O Tipo de Treino Ideal para Você

O que testes salivares de testosterona podem nos dizer sobre como você deve treinar para ter melhores resultados? Descubra aqui.

Homem treinando


“Você é único e não há ninguém igual a você” – já diria Augusto Cury.

Cada um de nós tem respostas diferentes para uma mesma pergunta.

Cada um possui gostos e habilidades diferentes e tem diferentes experiências de vida.

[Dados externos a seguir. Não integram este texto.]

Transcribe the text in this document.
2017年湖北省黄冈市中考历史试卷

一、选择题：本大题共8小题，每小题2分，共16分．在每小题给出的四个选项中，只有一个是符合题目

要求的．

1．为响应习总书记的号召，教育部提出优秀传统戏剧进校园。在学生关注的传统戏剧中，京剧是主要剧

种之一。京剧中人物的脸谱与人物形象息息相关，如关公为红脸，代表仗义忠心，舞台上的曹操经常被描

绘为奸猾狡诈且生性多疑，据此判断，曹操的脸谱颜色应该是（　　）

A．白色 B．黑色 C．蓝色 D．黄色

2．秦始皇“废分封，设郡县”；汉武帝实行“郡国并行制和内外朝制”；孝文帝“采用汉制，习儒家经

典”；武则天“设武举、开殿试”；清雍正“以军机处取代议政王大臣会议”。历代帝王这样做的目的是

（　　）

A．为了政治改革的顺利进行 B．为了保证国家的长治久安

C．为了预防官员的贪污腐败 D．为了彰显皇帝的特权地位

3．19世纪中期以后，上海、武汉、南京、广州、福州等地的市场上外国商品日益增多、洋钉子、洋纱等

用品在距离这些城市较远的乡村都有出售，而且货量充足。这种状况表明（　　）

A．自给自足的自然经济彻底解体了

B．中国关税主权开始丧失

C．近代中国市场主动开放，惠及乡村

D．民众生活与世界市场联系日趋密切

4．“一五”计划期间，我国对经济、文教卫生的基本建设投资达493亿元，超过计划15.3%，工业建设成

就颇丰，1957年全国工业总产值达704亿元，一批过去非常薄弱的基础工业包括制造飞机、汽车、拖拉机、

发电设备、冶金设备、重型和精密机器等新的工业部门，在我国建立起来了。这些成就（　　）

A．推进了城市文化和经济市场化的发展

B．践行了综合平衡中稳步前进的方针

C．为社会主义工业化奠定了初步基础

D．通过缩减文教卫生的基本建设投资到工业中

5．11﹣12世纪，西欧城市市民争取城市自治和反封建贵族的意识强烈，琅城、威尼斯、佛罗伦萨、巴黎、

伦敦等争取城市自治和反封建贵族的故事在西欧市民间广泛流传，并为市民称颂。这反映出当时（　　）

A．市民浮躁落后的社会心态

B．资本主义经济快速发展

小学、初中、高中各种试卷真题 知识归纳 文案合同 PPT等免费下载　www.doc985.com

Com o treinamento físico é a mesma coisa.

Cada um de nós apresenta respostas diferentes a diferentes tipos de treino. E gosta de diferentes tipos de exercícios também. Alguns gostam de aeróbio (cardio), outros de esportes coletivos, e outros gostam de fazer força (no caso, nós).

Então, quando o assunto é treino de força (ou musculação), como saber exatamente qual o tipo de treino certo para você?

Pior ainda, como que, sem lhe conhecer, eu posso lhe dar alguma ideia sobre qual o seu tipo de treino ideal?

Boa pergunta... Eu não posso!

Mas, aparentemente, um grupo de cientistas neozelandeses pode ao menos lhe ajudar a descobrir isso, assim como eles fizeram com jogadores de rugby em 2008.


O Que Eles Fizeram

Os pesquisadores desenharam um estudo um pouquinho complicado de entender, mas muito legal. Ele funcionou mais ou menos assim:

Eles recrutaram 16 jogadores amadores de rugby, todos eles com no mínimo 2 anos de experiência em treino resistido (i.e. musculação), e os submeteram a quatro diferentes protocolos de treino para testarem as respostas de sua testosterona salivar.

Todos os protocolos utilizavam os mesmos quatro exercícios (supino, leg press, remada baixa e agachamento), diferindo apenas no esquema de séries/repetições/carga/descanso, que eram os seguintes:

  1. Treino de Força: 3 séries de 5 repetições (3x5) a 85% de 1 Repetição Máxima (1RM) com intervalos de 3 minutos entre as séries;

  2. Treino de Hipertrofia (Fisiculturismo): 4x10 a 70% 1RM com intervalos de 2 minutos;

  3. Treino de RML (Resistência Muscular Localizada): 5x15 a 55% 1RM com intervalos de 1min;

  4. Treino de Potência: 3x5 a 40% 1 RM com intervalos de 3min, porém realizando os levantamentos na maior velocidade possível.


No início do estudo, todos os indivíduos realizaram testes em cada um dos treinos, em ordem aleatória, em duas ocasiões diferentes, com no mínimo dois dias de intervalo entre cada protocolo.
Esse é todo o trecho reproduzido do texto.